Now, I know what you're thinking: If the patient's clinical symptoms in our cases were due to drug intoxication, then why didn't the drug screen pick it up? The answer is pretty straightforward: Just like airport security, medical tests, such as a drug screen, can only pick up what you design them to detect. At our institution, the emergency drug screen is set to identify the presence of cannaboids, cocaine, opiates, barbiturates, benzodiazepines and amphetamines. It is not focused on detecting GHB. As a result, one can have an exceptionally high concentration of these agents in the body, and it will still not be "found." Toxicologic analysis for GHB can be performed by gas chromatography, but the results may not be available for days, blunting its utility in the real-time setting. By the time you've got the results back, the patient may well be awake, alert and discharged to home.
The other "date rape" drug of note is Rohypnol (flunitrazepam). Known as "roofies," the drug is legally manufactured in Europe and Latin America, but not in the United States. Rohypnol is a benzodiazepene and shares the sedative and analgesic effects of this class of agents. However, Rohypnol is 10 times as potent as diazepam (Valium).
Rohypnol is colorless and odorless and easily slipped into food or drink. Its effects begin within 30 minutes, peak at two hours and may persist up to eight hours after ingestion. Taken alone, this drug may produce impaired judgment, disinhibition and a decrease in motor skills. In combination with alcohol, Rohypnol can induce a blackout with memory loss. As a benzodiazepene, traces of this agent would be detected on most routine ED drug screens. Care is supportive. Fortunately, the use of Rohypnol as a drug of abuse seems to be waning.
Amusing Emergency Medical Note of the Week: In one of the "throwaway" tabloid journals I receive, there was a picture quiz of a man who had his abdomen sliced open during a domestic dispute. There were coils of intestines splayed across the photo, and the quiz requested a diagnosis (Emergency Medicine News, May 2003).

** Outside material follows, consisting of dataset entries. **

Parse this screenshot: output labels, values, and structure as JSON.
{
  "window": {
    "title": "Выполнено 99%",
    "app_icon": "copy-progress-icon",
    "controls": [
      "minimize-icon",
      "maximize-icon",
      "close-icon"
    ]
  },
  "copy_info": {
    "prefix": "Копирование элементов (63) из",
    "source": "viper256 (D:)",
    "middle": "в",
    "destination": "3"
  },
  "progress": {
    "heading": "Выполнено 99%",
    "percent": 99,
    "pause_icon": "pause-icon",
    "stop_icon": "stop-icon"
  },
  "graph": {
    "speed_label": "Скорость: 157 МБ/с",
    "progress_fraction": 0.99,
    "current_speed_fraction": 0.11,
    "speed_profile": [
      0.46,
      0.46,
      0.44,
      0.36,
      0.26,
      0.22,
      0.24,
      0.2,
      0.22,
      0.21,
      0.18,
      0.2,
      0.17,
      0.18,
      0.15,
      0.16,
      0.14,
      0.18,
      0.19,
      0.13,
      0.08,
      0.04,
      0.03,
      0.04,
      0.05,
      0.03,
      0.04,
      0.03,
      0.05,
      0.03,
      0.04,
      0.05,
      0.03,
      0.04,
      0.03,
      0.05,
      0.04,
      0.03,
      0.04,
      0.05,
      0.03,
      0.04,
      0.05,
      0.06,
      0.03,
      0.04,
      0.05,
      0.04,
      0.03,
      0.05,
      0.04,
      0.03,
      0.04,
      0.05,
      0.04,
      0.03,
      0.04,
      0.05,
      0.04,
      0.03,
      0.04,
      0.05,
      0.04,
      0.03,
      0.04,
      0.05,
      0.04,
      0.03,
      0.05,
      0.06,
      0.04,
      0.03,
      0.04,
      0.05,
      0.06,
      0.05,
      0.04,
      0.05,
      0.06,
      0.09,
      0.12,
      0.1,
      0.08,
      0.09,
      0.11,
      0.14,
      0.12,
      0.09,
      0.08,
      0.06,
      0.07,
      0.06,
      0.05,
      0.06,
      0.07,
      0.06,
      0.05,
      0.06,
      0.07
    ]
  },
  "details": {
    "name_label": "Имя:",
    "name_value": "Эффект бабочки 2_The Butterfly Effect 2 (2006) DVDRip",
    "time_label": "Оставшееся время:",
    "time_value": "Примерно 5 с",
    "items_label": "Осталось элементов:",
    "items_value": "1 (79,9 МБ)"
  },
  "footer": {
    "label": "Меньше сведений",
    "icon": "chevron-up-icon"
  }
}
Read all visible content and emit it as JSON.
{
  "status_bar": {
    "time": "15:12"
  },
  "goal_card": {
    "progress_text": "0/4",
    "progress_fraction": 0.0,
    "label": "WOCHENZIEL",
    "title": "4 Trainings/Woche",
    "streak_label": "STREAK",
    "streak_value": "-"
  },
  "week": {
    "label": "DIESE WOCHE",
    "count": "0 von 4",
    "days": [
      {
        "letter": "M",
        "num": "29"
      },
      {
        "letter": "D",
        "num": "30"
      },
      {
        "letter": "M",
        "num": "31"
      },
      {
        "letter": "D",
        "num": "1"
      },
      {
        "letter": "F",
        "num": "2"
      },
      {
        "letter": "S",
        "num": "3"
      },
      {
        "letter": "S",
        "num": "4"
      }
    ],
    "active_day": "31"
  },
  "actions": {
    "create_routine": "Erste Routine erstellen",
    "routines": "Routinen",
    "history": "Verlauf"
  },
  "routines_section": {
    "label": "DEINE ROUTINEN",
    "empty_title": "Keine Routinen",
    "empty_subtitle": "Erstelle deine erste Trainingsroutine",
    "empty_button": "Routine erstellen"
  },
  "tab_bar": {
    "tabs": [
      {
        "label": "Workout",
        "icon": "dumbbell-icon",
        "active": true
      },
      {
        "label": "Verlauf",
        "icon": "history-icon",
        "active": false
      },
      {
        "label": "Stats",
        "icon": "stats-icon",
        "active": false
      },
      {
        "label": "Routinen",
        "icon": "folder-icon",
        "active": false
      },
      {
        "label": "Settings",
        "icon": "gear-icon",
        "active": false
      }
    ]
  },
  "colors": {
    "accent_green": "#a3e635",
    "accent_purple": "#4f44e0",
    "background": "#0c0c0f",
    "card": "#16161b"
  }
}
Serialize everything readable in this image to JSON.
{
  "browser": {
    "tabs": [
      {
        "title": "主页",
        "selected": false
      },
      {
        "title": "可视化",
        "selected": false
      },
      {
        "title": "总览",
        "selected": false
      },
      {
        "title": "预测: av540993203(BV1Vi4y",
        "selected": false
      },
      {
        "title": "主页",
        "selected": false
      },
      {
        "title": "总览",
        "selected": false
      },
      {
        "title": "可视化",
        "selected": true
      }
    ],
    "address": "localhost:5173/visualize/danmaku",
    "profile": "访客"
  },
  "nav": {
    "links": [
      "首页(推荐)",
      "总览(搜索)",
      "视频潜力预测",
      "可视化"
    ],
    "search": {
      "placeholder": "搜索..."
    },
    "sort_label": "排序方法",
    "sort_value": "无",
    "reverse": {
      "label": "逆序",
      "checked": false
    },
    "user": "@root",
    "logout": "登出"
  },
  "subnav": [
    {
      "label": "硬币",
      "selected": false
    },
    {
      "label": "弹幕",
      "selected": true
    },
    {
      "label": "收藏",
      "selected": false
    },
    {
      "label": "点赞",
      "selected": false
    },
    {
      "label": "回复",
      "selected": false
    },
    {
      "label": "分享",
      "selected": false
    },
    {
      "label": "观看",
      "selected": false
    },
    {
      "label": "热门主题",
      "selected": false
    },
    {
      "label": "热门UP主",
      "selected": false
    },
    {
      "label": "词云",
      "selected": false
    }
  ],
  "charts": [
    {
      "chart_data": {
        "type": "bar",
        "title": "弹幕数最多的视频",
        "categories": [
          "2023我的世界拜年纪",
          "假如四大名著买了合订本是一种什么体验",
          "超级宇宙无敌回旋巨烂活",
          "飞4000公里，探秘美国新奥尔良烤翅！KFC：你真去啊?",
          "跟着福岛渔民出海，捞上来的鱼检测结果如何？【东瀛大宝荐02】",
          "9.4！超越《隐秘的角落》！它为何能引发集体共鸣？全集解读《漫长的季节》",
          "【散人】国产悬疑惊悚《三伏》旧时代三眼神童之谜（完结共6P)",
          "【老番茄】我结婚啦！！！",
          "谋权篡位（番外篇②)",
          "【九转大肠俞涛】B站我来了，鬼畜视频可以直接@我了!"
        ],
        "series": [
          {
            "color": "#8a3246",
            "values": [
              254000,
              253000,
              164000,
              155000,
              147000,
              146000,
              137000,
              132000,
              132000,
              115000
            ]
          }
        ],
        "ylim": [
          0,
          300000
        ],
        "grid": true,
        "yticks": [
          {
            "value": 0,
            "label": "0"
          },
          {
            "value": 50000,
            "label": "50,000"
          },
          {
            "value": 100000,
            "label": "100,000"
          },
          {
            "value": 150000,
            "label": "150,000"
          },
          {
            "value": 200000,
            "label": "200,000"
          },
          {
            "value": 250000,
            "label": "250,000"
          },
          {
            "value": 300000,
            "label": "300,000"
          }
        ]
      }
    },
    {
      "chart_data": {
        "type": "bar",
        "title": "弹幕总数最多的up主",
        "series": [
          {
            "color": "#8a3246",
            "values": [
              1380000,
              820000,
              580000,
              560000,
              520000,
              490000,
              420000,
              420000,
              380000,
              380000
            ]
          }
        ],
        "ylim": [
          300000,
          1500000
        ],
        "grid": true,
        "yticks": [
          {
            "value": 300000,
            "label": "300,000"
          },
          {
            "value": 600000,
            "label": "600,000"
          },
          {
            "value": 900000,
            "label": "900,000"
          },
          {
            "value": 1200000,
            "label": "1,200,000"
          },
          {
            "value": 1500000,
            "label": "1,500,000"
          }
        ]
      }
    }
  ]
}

Thanks to my extensive medical training, I was able to establish an etiology for his condition. (I believe the medical term I used was "He's spilled his guts. Get it?") But the commentary on the case was what really threw me. In discussing the photo (reproduced twice in the same issue, just in case you didn't get the full impact the first time), the author cites a study of patients with abdominal eviscerations that noted "all patients underwent emergency laparotomy." Given that the word "laparotomy" means "making an opening into the abdominal cavity," the only surprise here is that apparently surgeons don't understand that when your intestines are spilling onto the floor, your laparotomy has already been done.
The authors of the journal article further describe a high incidence of major intraabdominal injuires in patients with eviscerations and state that physical examination cannot reliable determine the presence of major injuries. Again, I'm forced to realize that I am not as astute as a surgeon. I always sort of figured that if your bowels were hanging out, it was a major injury and that a physical examination was a pretty good way to determine if evisceration was present. All I can think is that once the small bowel has seen the light of day, you now have an extra-abdominal injury.
The case study concludes that the role of the emergency physician is to provide for the ABCs (because we forget, apparently) and that a surgeon must be consulted immediately (heck, I just figured I'd pack 'em back in maybe throw a little iodine in there for infection, just to make sure).EMTs and paramedics often rightly bemoan the fact that physicians don't treat them like equals, as knowledgeable experts in their area of medical care. So isn't it good to know that doctors think other doctors are ignorant, too?